3. Resistance to apoptosis: But the growth of tumors does not depend only on the rate of cell division, but also on the rate of cell death, which is called apoptosis.
Proteins are activated that help destroy damaged cells and thus prevent them from dividing further. But the journey on the part of these malignant cells continues to develop various strategies that free them from death, from apoptosis.
4.- Acquisition of replicative immortality: The path towards immortality of tumor cells, which began with the evasion of cell death mechanisms (apoptosis), is completed with the activation of a strategy that ignores the limit that indicates the maximum number of divisions that can undergo normal cells. They then reactivate telomerese, an enzyme with which they manage to jump that barrier and reach a state of replicative immortality that allows them to divide endlessly.

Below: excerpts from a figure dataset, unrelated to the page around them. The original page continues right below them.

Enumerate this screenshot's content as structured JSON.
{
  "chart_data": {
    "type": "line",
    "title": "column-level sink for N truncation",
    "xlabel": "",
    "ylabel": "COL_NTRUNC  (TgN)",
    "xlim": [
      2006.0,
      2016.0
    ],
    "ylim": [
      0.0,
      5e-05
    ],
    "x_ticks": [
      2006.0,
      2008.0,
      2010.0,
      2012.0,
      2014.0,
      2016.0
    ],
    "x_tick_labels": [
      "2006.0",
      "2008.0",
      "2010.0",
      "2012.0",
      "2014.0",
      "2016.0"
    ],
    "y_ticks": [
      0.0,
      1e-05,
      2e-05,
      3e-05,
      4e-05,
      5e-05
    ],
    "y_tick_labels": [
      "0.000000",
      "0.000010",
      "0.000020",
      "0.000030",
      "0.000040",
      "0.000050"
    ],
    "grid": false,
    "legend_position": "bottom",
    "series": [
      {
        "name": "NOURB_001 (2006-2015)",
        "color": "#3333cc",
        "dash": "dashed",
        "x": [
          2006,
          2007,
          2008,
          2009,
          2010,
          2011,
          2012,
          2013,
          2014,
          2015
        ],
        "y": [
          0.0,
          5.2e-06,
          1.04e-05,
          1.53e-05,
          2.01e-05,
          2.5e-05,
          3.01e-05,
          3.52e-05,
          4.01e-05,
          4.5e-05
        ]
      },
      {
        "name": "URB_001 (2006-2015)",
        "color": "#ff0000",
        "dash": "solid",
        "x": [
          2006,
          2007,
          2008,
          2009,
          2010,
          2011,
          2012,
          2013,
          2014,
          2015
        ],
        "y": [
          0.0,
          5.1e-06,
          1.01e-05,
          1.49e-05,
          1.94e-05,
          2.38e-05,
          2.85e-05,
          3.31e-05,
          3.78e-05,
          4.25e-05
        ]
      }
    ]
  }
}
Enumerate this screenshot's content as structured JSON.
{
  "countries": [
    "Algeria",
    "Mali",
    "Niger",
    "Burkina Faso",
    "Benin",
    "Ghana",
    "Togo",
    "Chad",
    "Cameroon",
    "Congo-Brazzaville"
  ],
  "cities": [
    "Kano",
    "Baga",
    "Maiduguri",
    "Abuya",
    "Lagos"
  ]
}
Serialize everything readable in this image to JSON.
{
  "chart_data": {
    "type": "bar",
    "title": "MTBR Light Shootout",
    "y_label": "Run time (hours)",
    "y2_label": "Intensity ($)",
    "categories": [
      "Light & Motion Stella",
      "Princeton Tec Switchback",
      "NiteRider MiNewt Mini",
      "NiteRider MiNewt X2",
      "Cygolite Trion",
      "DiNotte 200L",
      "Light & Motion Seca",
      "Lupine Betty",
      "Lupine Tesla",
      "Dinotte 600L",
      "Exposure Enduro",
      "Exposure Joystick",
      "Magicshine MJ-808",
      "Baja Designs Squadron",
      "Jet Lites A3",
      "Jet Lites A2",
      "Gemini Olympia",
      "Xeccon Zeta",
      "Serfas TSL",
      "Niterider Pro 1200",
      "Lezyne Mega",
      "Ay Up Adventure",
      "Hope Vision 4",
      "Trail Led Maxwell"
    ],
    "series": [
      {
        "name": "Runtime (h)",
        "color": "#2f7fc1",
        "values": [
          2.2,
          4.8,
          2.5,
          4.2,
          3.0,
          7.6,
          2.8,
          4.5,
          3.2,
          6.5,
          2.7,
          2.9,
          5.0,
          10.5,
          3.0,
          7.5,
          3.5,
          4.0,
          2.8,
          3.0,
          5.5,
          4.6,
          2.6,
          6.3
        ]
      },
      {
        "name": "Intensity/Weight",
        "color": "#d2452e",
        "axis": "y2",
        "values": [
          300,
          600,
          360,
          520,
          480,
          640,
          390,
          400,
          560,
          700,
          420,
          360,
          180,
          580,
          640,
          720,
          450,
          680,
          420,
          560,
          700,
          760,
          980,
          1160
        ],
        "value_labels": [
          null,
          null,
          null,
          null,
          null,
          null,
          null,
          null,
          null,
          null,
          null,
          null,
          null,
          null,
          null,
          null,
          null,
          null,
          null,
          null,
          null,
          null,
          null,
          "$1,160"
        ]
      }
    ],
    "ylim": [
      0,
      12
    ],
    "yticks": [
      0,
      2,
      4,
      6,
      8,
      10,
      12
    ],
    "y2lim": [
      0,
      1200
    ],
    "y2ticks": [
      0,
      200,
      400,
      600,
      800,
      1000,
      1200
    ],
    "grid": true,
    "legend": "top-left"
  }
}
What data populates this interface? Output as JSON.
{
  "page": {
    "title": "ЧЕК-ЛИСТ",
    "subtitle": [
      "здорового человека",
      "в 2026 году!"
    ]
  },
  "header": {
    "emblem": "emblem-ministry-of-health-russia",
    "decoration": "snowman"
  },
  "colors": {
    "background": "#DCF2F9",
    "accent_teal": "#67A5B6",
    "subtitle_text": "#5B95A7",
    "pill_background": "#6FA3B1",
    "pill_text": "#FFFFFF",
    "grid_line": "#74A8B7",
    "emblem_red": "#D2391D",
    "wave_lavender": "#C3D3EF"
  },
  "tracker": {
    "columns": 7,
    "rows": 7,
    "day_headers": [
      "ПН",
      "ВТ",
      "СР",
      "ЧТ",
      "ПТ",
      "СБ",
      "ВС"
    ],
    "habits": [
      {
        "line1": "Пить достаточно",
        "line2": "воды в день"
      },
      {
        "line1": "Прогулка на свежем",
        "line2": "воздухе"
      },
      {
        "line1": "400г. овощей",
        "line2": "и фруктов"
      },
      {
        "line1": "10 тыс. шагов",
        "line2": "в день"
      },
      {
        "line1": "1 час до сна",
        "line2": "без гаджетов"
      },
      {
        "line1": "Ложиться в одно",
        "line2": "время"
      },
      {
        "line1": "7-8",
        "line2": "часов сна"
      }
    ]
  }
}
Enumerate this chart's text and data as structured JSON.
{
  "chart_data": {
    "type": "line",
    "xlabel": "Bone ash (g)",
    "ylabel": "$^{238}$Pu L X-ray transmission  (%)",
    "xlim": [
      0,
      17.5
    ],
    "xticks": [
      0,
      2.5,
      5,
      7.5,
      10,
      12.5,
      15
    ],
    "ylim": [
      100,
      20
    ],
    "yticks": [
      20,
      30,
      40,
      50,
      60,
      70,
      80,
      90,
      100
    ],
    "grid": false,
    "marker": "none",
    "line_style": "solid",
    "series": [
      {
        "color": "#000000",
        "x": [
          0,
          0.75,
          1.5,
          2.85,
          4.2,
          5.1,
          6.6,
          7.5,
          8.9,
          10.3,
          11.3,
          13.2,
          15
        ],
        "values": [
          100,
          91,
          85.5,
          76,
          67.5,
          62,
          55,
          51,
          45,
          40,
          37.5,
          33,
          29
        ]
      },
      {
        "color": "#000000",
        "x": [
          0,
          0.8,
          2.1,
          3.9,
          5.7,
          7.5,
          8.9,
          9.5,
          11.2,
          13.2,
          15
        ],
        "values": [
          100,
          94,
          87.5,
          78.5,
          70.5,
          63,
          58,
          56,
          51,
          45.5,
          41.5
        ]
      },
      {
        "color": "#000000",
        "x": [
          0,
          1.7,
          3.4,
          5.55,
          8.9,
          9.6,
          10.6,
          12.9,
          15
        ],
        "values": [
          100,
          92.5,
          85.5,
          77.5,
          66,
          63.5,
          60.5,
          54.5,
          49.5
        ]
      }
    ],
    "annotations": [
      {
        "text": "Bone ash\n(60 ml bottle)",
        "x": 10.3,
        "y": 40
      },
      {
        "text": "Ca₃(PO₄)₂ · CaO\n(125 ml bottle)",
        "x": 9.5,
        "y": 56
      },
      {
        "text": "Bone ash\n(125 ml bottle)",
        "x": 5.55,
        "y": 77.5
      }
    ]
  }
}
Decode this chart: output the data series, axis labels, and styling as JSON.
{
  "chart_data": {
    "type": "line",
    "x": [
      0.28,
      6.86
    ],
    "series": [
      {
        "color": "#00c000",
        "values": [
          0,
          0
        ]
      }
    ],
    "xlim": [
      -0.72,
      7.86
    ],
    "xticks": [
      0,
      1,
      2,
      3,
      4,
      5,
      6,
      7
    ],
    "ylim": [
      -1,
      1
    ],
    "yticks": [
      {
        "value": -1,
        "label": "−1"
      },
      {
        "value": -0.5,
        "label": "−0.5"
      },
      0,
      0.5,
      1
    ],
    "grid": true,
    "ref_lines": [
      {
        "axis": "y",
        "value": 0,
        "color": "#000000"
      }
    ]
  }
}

5.- Induction of angiogenesis: The process of formation of new blood vessels from existing vessels is known as angiogenesis and is essential for feeding the primary tumor and also metastases.
6.- Stimulation of invasion and metastasis mechanisms: Some cells of the primary tumor acquire additional mutations that allow them to invade the surrounding tissue, spread and colonize other territories to generate metastases. The journey begins with local invasion, passing through blood or lymphatic vessels and traveling to other distant tissues or organs. There, small nodules or micrometastasis are formed, the processes of angiogenesis (feeding) and colonization begin until a clinically detectable macrometastasis is generated.
7.- Reprogramming of energy metabolism: Tumor cells are metabolically reprogrammed to simultaneously guarantee the supply of energy and that of certain metabolic precursors. “This gives them a notable advantage over normal cells and allows them to continue growing and evolving to face the next stages of their progression,” explains López-Otín.
8.- They escape the immune system: The immune system tries to unmask the tumor cells that hide among the normal ones and activates innate immunity and adaptive immunity to eliminate them. But malignant cells develop immunomodulatory proteins that slow down the activity of the immune system that keeps them under control, as if asleep, for months or years until they wake up due to their tireless adaptive capacity or due to defects in the immune system caused, for example , by the passage of time or by situations such as stress.
9.- Chronic inflamation: The cells of the immune system are responsible for eliminating pre-tumor or tumor cells, a process that has a “dark side” by generating a chronic inflammatory response that favors all stages of tumor development. But it’s also common for inflammation caused by a variety of factors—from viral or bacterial infections to obesity—to contribute to cancer risk.
10. Genomic instability: If tumor cells did not acquire a state of genomic instability that promotes the rapid accumulation of mutations, cancer could not develop in most cases. Normal cells have mechanisms to avoid this instability (from the arrest of cell division to the repair of genetic material or cell death).
But tumor cells deactivate such mechanisms and a genomic instability is produced that stimulates the progression of cancer in this “selfish” and “wandering” journey, explains Dr. López-Otín.